One of the worst American policies today is the decision of President Donald Trump’s administration to separate many immigrant parents from their children after they illegally cross the U.S. border. Obviously, a case can be made for enforcing the border, but deliberate cruelty is never a good idea. Those children — innocent victims all of them — will likely be traumatized for life. I am uncomfortably reminded of the U.S.’s long history of separating parents and children from the days of slavery and during Native American removal and extermination.
If you agree with me on this, I’d like to push you one step further. It’s horrible to forcibly separate lawbreaking parents from their young children, but we do that to American citizens, too. According to one 2010 study, more than 1.1 million men and 120,000 women in U.S. jails and prisons have children under the age of 17. These separations can be traumatic, and they help perpetuate generational cycles of low achievement and criminal behavior.
These problems are especially pressing for female prisoners and their children. From 1991 to 2007, the number of children with a mother in prison more than doubled, rising 131 percent. About two-thirds of the women in state prisons are there for nonviolent offenses. Sixty percent of those women have children under the age of 18, and in one survey one-quarter of the prisoners’ children were under the age of 4. Forty-one percent of the women in state prison had more than one child.
I have a simple proposal: Let’s take one-tenth of those women and move them from prison to house arrest, combined with electronic monitoring. That would allow for proximity to their children. If the U.S. isn’t plagued by a subsequent wave of violent crime — and I don’t think it will be — let us try the same for yet another tenth. Let’s keep on doing this until it’s obviously not working. In some of these cases the court might rule that the mother — especially if she is prone to child abuse or substance abuse — will not have full custody rights to her children. Many other children, though, will benefit, and even visitation rights can help a child.
In prison, contact usually is hard. When it comes to state prison, only 14.6 percent of mothers reported that they received personal visits from a child once a month or more; that same number is only 12.3 percent for fathers.
After we have made progress in reducing the female prison population, let us start in on the men, while recognizing that severe violent offenses will be a bigger problem for that population of convicts.

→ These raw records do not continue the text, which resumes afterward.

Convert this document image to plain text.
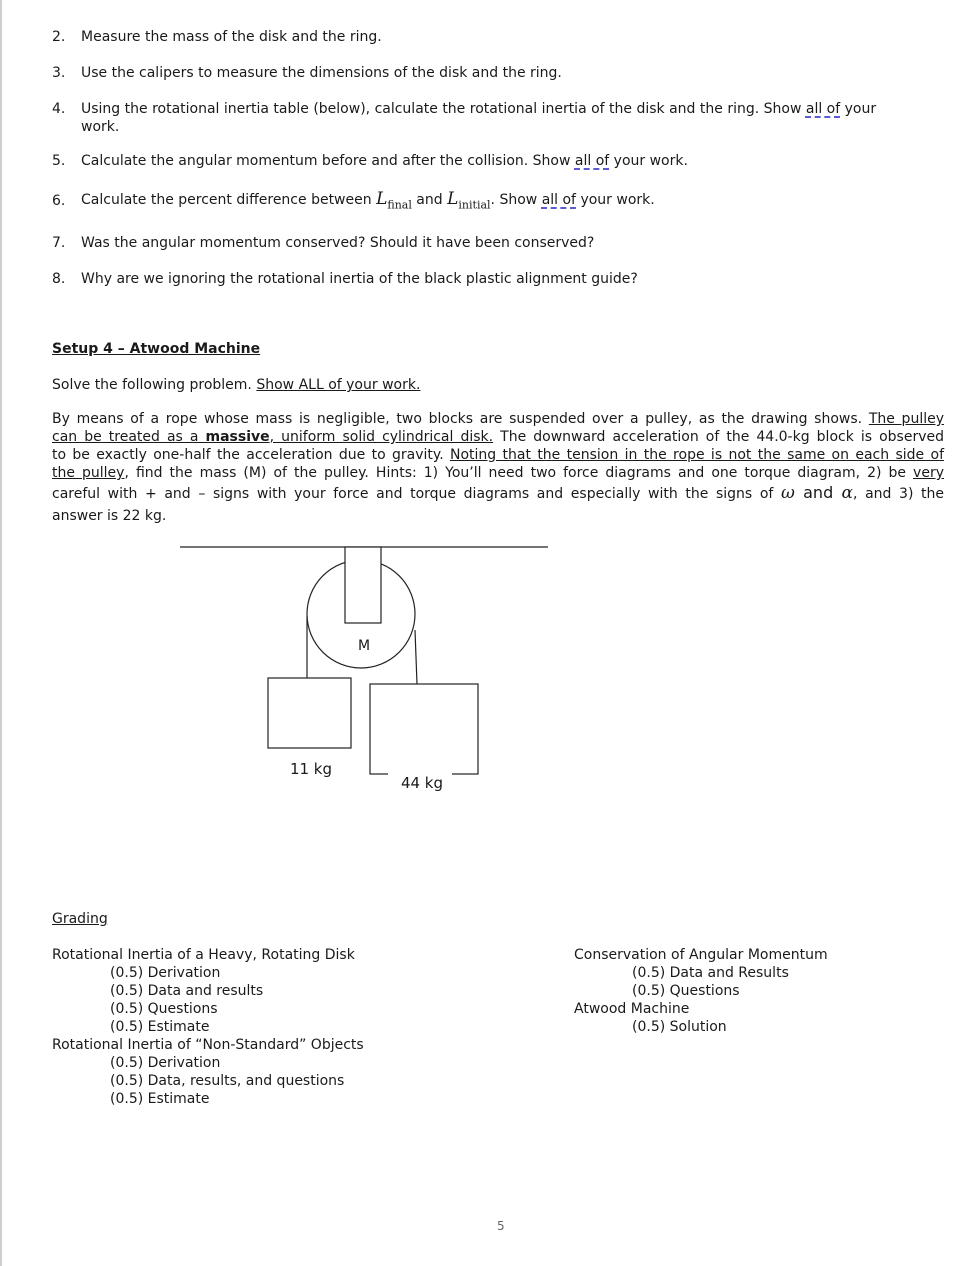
2. Measure the mass of the disk and the ring.
3. Use the calipers to measure the dimensions of the disk and the ring.
4. Using the rotational inertia table (below), calculate the rotational inertia of the disk and the ring. Show all of your
work.
5. Calculate the angular momentum before and after the collision. Show all of your work.
6. Calculate the percent difference between $L_{final}$ and $L_{initial}$. Show all of your work.
7. Was the angular momentum conserved? Should it have been conserved?
8. Why are we ignoring the rotational inertia of the black plastic alignment guide?
Setup 4 – Atwood Machine
Solve the following problem. Show ALL of your work.
By means of a rope whose mass is negligible, two blocks are suspended over a pulley, as the drawing shows. The pulley
can be treated as a massive, uniform solid cylindrical disk. The downward acceleration of the 44.0-kg block is observed
to be exactly one-half the acceleration due to gravity. Noting that the tension in the rope is not the same on each side of
the pulley, find the mass (M) of the pulley. Hints: 1) You’ll need two force diagrams and one torque diagram, 2) be very
careful with + and – signs with your force and torque diagrams and especially with the signs of ω and α, and 3) the
answer is 22 kg.
M
11 kg
44 kg
Grading
Rotational Inertia of a Heavy, Rotating Disk
(0.5) Derivation
(0.5) Data and results
(0.5) Questions
(0.5) Estimate
Rotational Inertia of “Non-Standard” Objects
(0.5) Derivation
(0.5) Data, results, and questions
(0.5) Estimate
Conservation of Angular Momentum
(0.5) Data and Results
(0.5) Questions
Atwood Machine
(0.5) Solution
5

By the way, there are current programs, eight facilities by one estimate, in which mothers raise their babies . That suggests that keeping the mother and child together can be feasible (for many, if not all mothers) under house arrest as well, and presumably to the benefit of the babies. These are test cases, and they are still subject to prison regulations and other legal constraints. At any time, these mothers can be separated from their children, if only because politicians decide they don’t like the idea. So far such removals are more of a threat than a reality, but the stress on the family remains.
The problem of family separation isn’t just in long-term incarceration. Consider another common American practice, when parents, especially mothers, are arrested, and immediately forced away from their children. Often the children are given to the other parent or to grandparents, but not always: The Frontier, an investigative news site in Oklahoma, “asked Tulsa Police what their policy was regarding children of the arrested. They pointed us to their policy manual, which said: If children needed to be taken from the scene of an arrest, they would be transported to the … shelter.” Again, we forcibly separate children from their U.S. citizen parents, just as we do for illegal immigrants, even if some of the legal details differ.
One estimate suggests that 11 percent of the children of imprisoned mothers end up in foster care. This is not an area of investigation where data collection has been thorough or systematic, another sign of our neglect of the issue. Nonetheless it seems that after the arrest of a parent, treatment of the children by the police is irregular across the country and often poorly handled.
In citing this evidence, I don’t mean to normalize the current treatment of illegal immigrant families — I consider it a moral disgrace. What I am saying is that our treatment of outsiders is rarely an accident, and it so often mirrors how we have been treating each other all along. That is yet another reason to be nicer to those who are most vulnerable.